Hyundai cars will become costlier by Rs 25,000 from the new year. The company has decided to increase the prices due to increases in input costs, exchange rates, and logistics. The increased rates will apply to all Hyundai models from January 1, 2025.
Tarun Garg, Full-Time Director and Chief Operating Officer of Hyundai Motor India Limited (HMIL) said, ‘Our company’s effort is always to cover the rising costs from our own pocket as much as possible so that our customers are not affected. However, due to the continuous increase in input costs, it has become necessary to make minor adjustments in the prices.’
Hyundai sales fell by 7% and exports by 20% in November
In November, Hyundai sold a total of 61,252 vehicles, which is 7% less than the same period last year. In November last year, the company sold 65,801 vehicles.
At the same time, this decline in the domestic market is 2%. The company sold 49,451 cars in the Indian market in November 2023, down to 48,246 in November 2024.
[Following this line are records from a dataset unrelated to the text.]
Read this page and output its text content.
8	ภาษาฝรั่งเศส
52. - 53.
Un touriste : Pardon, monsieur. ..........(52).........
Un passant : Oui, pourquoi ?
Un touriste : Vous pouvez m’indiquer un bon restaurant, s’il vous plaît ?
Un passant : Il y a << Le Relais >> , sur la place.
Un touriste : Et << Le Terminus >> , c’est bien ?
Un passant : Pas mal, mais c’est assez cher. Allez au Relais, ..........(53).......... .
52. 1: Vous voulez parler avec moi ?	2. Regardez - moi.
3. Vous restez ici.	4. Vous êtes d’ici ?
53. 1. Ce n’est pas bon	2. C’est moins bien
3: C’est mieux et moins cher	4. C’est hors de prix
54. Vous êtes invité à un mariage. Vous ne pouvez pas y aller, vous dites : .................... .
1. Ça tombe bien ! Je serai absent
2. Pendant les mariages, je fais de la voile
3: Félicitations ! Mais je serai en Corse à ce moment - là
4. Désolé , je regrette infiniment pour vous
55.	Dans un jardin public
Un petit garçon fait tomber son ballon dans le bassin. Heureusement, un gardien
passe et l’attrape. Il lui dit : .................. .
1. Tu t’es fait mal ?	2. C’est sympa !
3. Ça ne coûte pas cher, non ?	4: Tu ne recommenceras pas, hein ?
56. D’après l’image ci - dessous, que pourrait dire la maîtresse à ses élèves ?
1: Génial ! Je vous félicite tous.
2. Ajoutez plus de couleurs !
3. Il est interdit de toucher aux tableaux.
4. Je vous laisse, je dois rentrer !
Apart from this, the company’s exports also declined by 20% last month. Instead of 16,350 last year, the company has been able to sell only 13,006 vehicles in the foreign market in November this year.
The company’s profit declined by 16% in the July-September quarter
Hyundai Motor India has reported a consolidated net profit of Rs 1,375 crore in the second quarter of FY 2024-25. It has declined by 16.5% on an annual basis. The company had a profit of Rs 1,628 crore in the same quarter a year ago.
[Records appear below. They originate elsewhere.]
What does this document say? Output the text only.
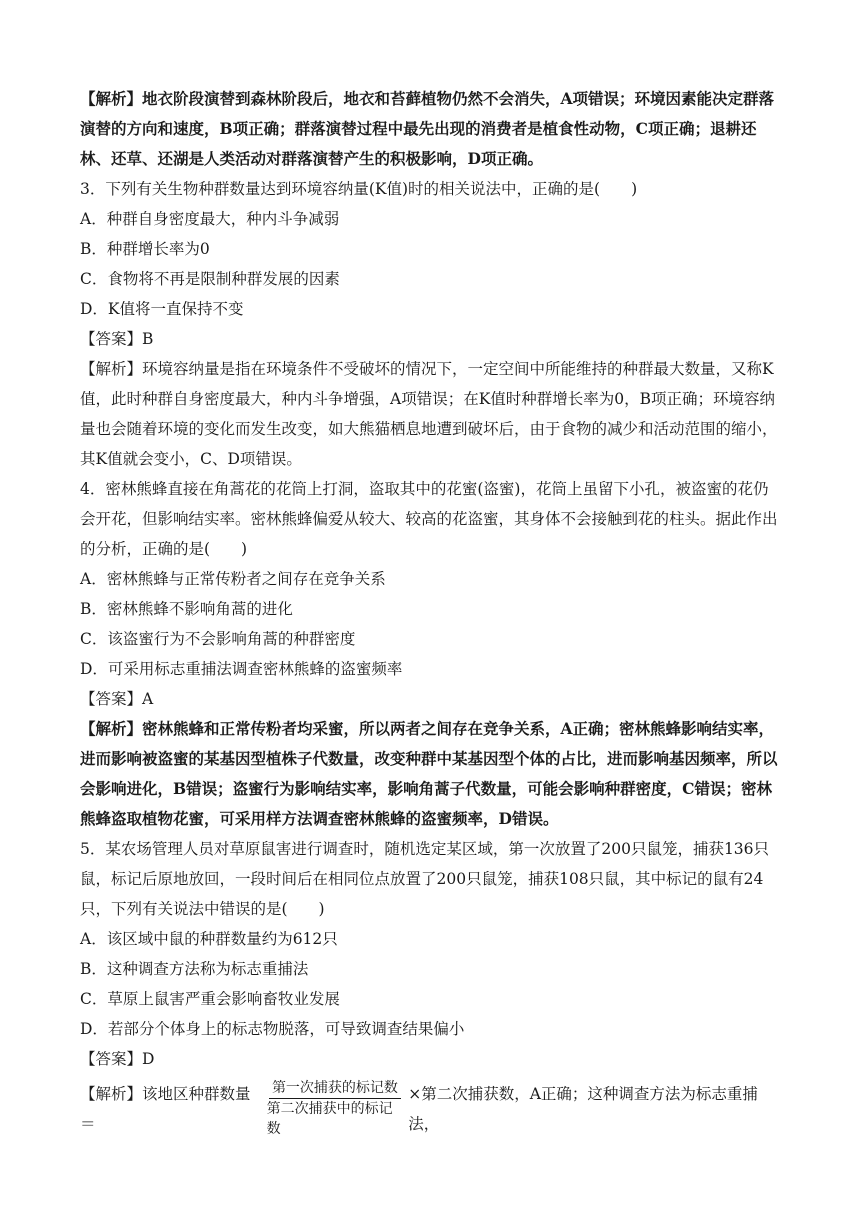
【解析】地衣阶段演替到森林阶段后，地衣和苔藓植物仍然不会消失，A项错误；环境因素能决定群落演替的方向和速度，B项正确；群落演替过程中最先出现的消费者是植食性动物，C项正确；退耕还林、还草、还湖是人类活动对群落演替产生的积极影响，D项正确。

3．下列有关生物种群数量达到环境容纳量(K值)时的相关说法中，正确的是(　　)

A．种群自身密度最大，种内斗争减弱

B．种群增长率为0

C．食物将不再是限制种群发展的因素

D．K值将一直保持不变

【答案】B

【解析】环境容纳量是指在环境条件不受破坏的情况下，一定空间中所能维持的种群最大数量，又称K值，此时种群自身密度最大，种内斗争增强，A项错误；在K值时种群增长率为0，B项正确；环境容纳量也会随着环境的变化而发生改变，如大熊猫栖息地遭到破坏后，由于食物的减少和活动范围的缩小，其K值就会变小，C、D项错误。

4．密林熊蜂直接在角蒿花的花筒上打洞，盗取其中的花蜜(盗蜜)，花筒上虽留下小孔，被盗蜜的花仍会开花，但影响结实率。密林熊蜂偏爱从较大、较高的花盗蜜，其身体不会接触到花的柱头。据此作出的分析，正确的是(　　)

A．密林熊蜂与正常传粉者之间存在竞争关系

B．密林熊蜂不影响角蒿的进化

C．该盗蜜行为不会影响角蒿的种群密度

D．可采用标志重捕法调查密林熊蜂的盗蜜频率

【答案】A

【解析】密林熊蜂和正常传粉者均采蜜，所以两者之间存在竞争关系，A正确；密林熊蜂影响结实率，进而影响被盗蜜的某基因型植株子代数量，改变种群中某基因型个体的占比，进而影响基因频率，所以会影响进化，B错误；盗蜜行为影响结实率，影响角蒿子代数量，可能会影响种群密度，C错误；密林熊蜂盗取植物花蜜，可采用样方法调查密林熊蜂的盗蜜频率，D错误。

5．某农场管理人员对草原鼠害进行调查时，随机选定某区域，第一次放置了200只鼠笼，捕获136只鼠，标记后原地放回，一段时间后在相同位点放置了200只鼠笼，捕获108只鼠，其中标记的鼠有24只，下列有关说法中错误的是(　　)

A．该区域中鼠的种群数量约为612只

B．这种调查方法称为标志重捕法

C．草原上鼠害严重会影响畜牧业发展

D．若部分个体身上的标志物脱落，可导致调查结果偏小

【答案】D

【解析】该地区种群数量＝	$\frac{\text{第一次捕获的标记数}}{\text{第二次捕获中的标记数}}$ ×第二次捕获数，A正确；这种调查方法为标志重捕法，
Operational revenue stood at Rs 17,260 crore in the July-September quarter. It was Rs 18,639 crore in the same quarter a year ago. It has declined by 7.39% on an annual basis. The amount received from selling goods and services is called revenue.
Hyundai India’s total income decreased by 8.34%
Hyundai India’s total income declined by 8.34% year-on-year to Rs 17,452 crore in the July-September quarter. The company’s total income in the second quarter of the financial year 2023-24 was Rs 19,042 lakh crore.